Luis Alberto reveló que entre sus planes está crear un gimnasio para la enseñanza de Jiu Jitsu Brasileño y el Muay Thai, con la ayuda de su familia. Cortesía
Luis Alberto reveló que entre sus planes está crear un gimnasio para la enseñanza de Jiu Jitsu Brasileño y el Muay Thai, con la ayuda de su familia.

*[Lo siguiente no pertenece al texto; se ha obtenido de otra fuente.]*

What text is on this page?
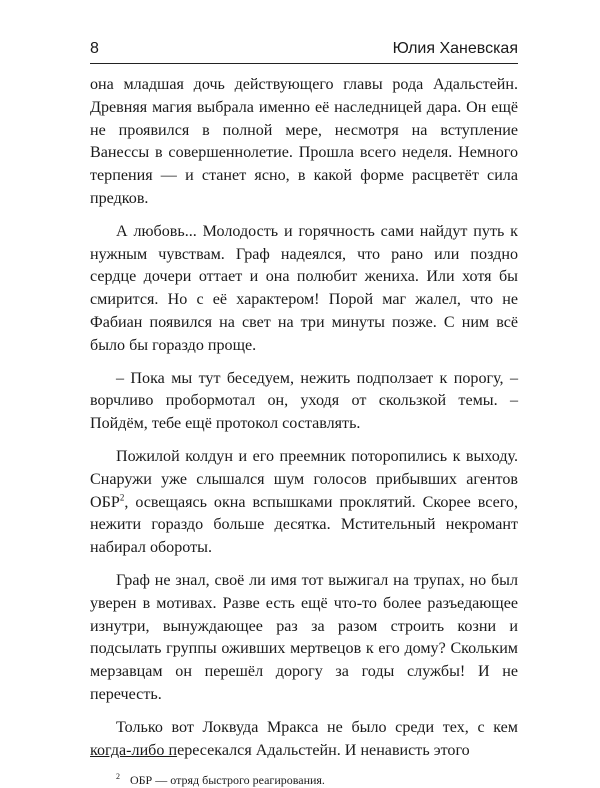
8	Юлия Ханевская

она младшая дочь действующего главы рода Адальстейн. Древняя магия выбрала именно её наследницей дара. Он ещё не проявился в полной мере, несмотря на вступление Ванессы в совершеннолетие. Прошла всего неделя. Немного терпения — и станет ясно, в какой форме расцветёт сила предков.

А любовь... Молодость и горячность сами найдут путь к нужным чувствам. Граф надеялся, что рано или поздно сердце дочери оттает и она полюбит жениха. Или хотя бы смирится. Но с её характером! Порой маг жалел, что не Фабиан появился на свет на три минуты позже. С ним всё было бы гораздо проще.

– Пока мы тут беседуем, нежить подползает к порогу, – ворчливо пробормотал он, уходя от скользкой темы. – Пойдём, тебе ещё протокол составлять.

Пожилой колдун и его преемник поторопились к выходу. Снаружи уже слышался шум голосов прибывших агентов ОБР$^2$, освещаясь окна вспышками проклятий. Скорее всего, нежити гораздо больше десятка. Мстительный некромант набирал обороты.

Граф не знал, своё ли имя тот выжигал на трупах, но был уверен в мотивах. Разве есть ещё что-то более разъедающее изнутри, вынуждающее раз за разом строить козни и подсылать группы оживших мертвецов к его дому? Скольким мерзавцам он перешёл дорогу за годы службы! И не перечесть.

Только вот Локвуда Мракса не было среди тех, с кем когда-либо пересекался Адальстейн. И ненависть этого

$^2$ ОБР — отряд быстрого реагирования.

Cortesía

La familia es el primer eslabón para lograr una mejor sociedad. Es ahí donde se inicia la educación, donde se inculcan los valores para crear las oportunidades de convertirse en una persona de provecho y beneficio para la sociedad. Es el caso de los Mejía Escobar, que se han fortalecido mediante la práctica de las Artes Marciales (JiuJitsu, Kick Boxing, Muay Thai).

Luis Alberto Mejía Jácome tiene 38 años de edad y 19 años ininterrumpidos de practicar esta disciplina. Está casado con Érika Guadalupe Escobar Hernández, con quien comparte dos hijos, Ángel Alberto y Erick Emmanuel Mejía Escobar, quienes siguen los pasos de su padres.

Jácome tuvo sus primeras experiencias en las Artes Marciales cuando tenía 23 años, iniciando con el Muay Thai y Kick Boxing, con los instructores Ignacio Pazos, Martín Maqueda Trujillo y Hamit Hernández Tovar, y en la actualidad es guiado por las enseñanzas del “head coach” Emilio Gómez Zambrano de la Academia de JiuJitsu Brasileño.

Dentro de este proceso de aprendizaje y desarrollo ha participado en infinidad de torneos en el estado y a lo largo del país, acumulando experiencias en las modalidades de Muay Thai, donde tiene el grado 5; Kick Boxing y Jiu Jitsu Brasileño cinta azul, aunque se ha alejado un poco de los tatamis de competencias por una lesión en la rodilla.

Por su parte Erika Guadalupe Escobar Hernández no practica ningún arte marcial, pero siempre ha sido el pilar de disciplina, apoyo y compromiso para los integrantes de su familia, ya que ella se encarga de preparar los kimonos y cintas, además de estar pendiente de los horarios de entrenamientos y de irlos a dejar y traer en el caso de sus hijos Ángel y Emmanuel.

Ángel Alberto Mejía Escobar, el hijo mayor, de 12 años edad y que ostenta el grado de cinturón amarillo dentro del Jiu Jitsu Brasileño de la Academia Top Brother Chiapas BJJ, indicó que su inmersión en los entrenamientos fue motivado por el ejemplo de su padre, que ha sido constante para alcanzar sus metas.

Finalmente, el más pequeño de la familia, Erick Emmanuel, quien también se ciñe la cinta amarilla de Jiu Jitsu Brasileño, subrayó que el entrenamiento y la práctica de las diferentes artes marciales de su padre lo han impulsado seguir el mismo camino.

Enfatizó que esta disciplina ha venido a darle mucho más confianza en él mismo, modelando su carácter para tener dominio propio ante la adversidad.